- Born: 28 February 1891 Adelaide
- Alma mater: Geelong College ;
- Occupation: Businessperson
- Spouse(s): Esther Lipman
- Children: Sam Jacobs, Doreen Bridges
- Parent(s): S. J. Jacobs ;
- Awards: Knight Bachelor (1963) ;

= Roland Ellis Jacobs =

South Australian businessman

Sir Roland Ellis "Raoul" Jacobs (28 February 1891 – 28 June 1981) was a South Australian businessman, for many years at the head of South Australia's largest brewery and hotel chain, and an active supporter of many high-profile cultural, sporting and charitable organizations.

==History==
Sir Roland was born in Adelaide the youngest child and only son of Samuel Joshua Jacobs (28 March 1853 – 4 January 1937) and his wife Caroline Jacobs, née Ellis. Samuel was well known in business and sporting circles, having been both chairman of directors of S.A.B.C. and an S.A.J.C. committee member for over 30 years. Sir Roland was educated at Geelong College and the Adelaide Shorthand and Business Training Academy, of which his father was a generous patron. Roland (who had been 2nd Lieutenant with the 16th Australian Light Horse Regiment a few years previously) volunteered for active service during the First World War, but was rejected as unfit and instead served as a training officer in Adelaide.
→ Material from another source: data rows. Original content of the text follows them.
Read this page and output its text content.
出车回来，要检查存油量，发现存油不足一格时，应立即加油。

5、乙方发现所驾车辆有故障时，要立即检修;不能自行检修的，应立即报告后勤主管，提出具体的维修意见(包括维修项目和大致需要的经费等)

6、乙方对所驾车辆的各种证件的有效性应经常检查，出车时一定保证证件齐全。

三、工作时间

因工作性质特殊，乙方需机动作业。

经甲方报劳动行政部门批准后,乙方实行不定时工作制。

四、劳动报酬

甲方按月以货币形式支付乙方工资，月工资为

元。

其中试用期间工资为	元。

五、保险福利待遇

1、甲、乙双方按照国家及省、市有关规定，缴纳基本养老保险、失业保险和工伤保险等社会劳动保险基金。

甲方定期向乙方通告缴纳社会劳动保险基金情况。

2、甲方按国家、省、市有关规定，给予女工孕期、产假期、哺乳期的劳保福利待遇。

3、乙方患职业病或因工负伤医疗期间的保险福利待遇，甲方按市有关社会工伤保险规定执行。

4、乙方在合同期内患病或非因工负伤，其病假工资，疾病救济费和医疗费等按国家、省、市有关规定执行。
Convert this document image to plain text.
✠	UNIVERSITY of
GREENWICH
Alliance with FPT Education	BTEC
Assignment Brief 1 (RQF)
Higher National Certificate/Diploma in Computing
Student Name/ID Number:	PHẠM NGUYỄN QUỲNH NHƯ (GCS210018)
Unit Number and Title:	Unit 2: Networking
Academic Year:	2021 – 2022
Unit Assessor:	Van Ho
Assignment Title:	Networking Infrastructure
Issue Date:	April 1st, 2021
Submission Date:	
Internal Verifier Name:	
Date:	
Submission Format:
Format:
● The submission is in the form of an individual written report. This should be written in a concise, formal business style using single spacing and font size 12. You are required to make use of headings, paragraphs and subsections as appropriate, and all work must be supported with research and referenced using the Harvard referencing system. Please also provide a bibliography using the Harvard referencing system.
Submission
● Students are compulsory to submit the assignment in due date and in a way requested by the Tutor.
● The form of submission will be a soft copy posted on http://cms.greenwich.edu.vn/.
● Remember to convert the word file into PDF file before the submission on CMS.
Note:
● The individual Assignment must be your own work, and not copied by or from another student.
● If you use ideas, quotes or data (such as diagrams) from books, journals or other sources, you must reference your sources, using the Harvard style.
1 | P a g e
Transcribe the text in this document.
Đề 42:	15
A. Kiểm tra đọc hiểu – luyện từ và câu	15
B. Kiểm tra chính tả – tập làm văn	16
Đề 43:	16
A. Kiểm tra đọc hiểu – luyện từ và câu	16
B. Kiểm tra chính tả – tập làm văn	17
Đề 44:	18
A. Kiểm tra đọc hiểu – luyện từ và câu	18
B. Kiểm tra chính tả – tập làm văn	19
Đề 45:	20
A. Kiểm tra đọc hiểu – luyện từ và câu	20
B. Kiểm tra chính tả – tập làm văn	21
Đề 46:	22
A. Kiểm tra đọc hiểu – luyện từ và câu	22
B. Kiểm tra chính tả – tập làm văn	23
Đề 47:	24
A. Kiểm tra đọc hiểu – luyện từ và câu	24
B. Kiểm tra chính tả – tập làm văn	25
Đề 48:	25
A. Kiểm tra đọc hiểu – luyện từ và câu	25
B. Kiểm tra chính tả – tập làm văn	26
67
After a few clerical jobs, he was appointed in 1924 to a managerial position in Adelaide for brewers' supplier F. A. Henriques Ltd. This company, based in Perth, Western Australia, was taken over by Mauri Bros. and Thomson in July 1930. He was appointed assistant-manager and then manager. In July 1948 he was appointed to the board of the South Australian Brewing Company, and promptly elected managing director then chairman in 1951, which he retained until March 1965. He held the managing director's position until June 1961.

==Other interests==

Sir Roland was a member of the Adelaide Club, a member and president of Adelaide Rotary Club in 1938, the Commonwealth Club, Meals on Wheels, Crippled Children's Association, the Adelaide Chamber of Commerce, and R.S.P.C.A. He was a member of the Adelaide Festival of Arts board of governors, the National council of the Australian Boy Scouts Association, boards of the Royal Adelaide Hospital and Queen Elizabeth Hospital and vice-president of the SA branch of the National Heart Foundation.

He never renounced the Jewish faith into which he was born, but was not a strong adherent.

==Family==
He married Olga Hertzberg (1897–1969) on 29 August 1917. Her father was a Queensland businessman and at one time mayor of Roma, Queensland. They had three children:
- Doreen Miriam Jacobs AM D.Mus (11 June 1918–13 September 2024) married architect (Frederick) Peter Bridges (13 September 1915 – 10 September 2001) around 1950. She was a noted teacher of music, pianist and member of the Australian Communist Party for a time, awarded AM in 1984 for services to music education.
- Samuel Joshua "Sam" Jacobs AO QC (6 December 1920 – 11 October 2011) married Mary Gordon Scott (6 December 1919 – 8 August 2007) He was a noted Freemason, barrister (initially with Browne, Rymill and Stevens) and judge, and awarded the AO in 1982.
- Eleanor Caroline Jacobs (born 18 December 1921, Deceased) married William Andrew Noye Wells, barrister and judge.

He married Esther "Ess" Cook (née Solomon) MBE (6 April 1900 – 27 January 1991) on 30 November 1970. This was her third marriage. Esther was a daughter of Vaiben Louis Solomon. They lived on Tusmore Avenue, Leabrook.

==Recognition==
A caricature, by staff artist Lionel Coventry, was published in the Advertiser in 1949.

He was knighted in 1963.

A portrait of Jacobs was painted by Sir William Dargie.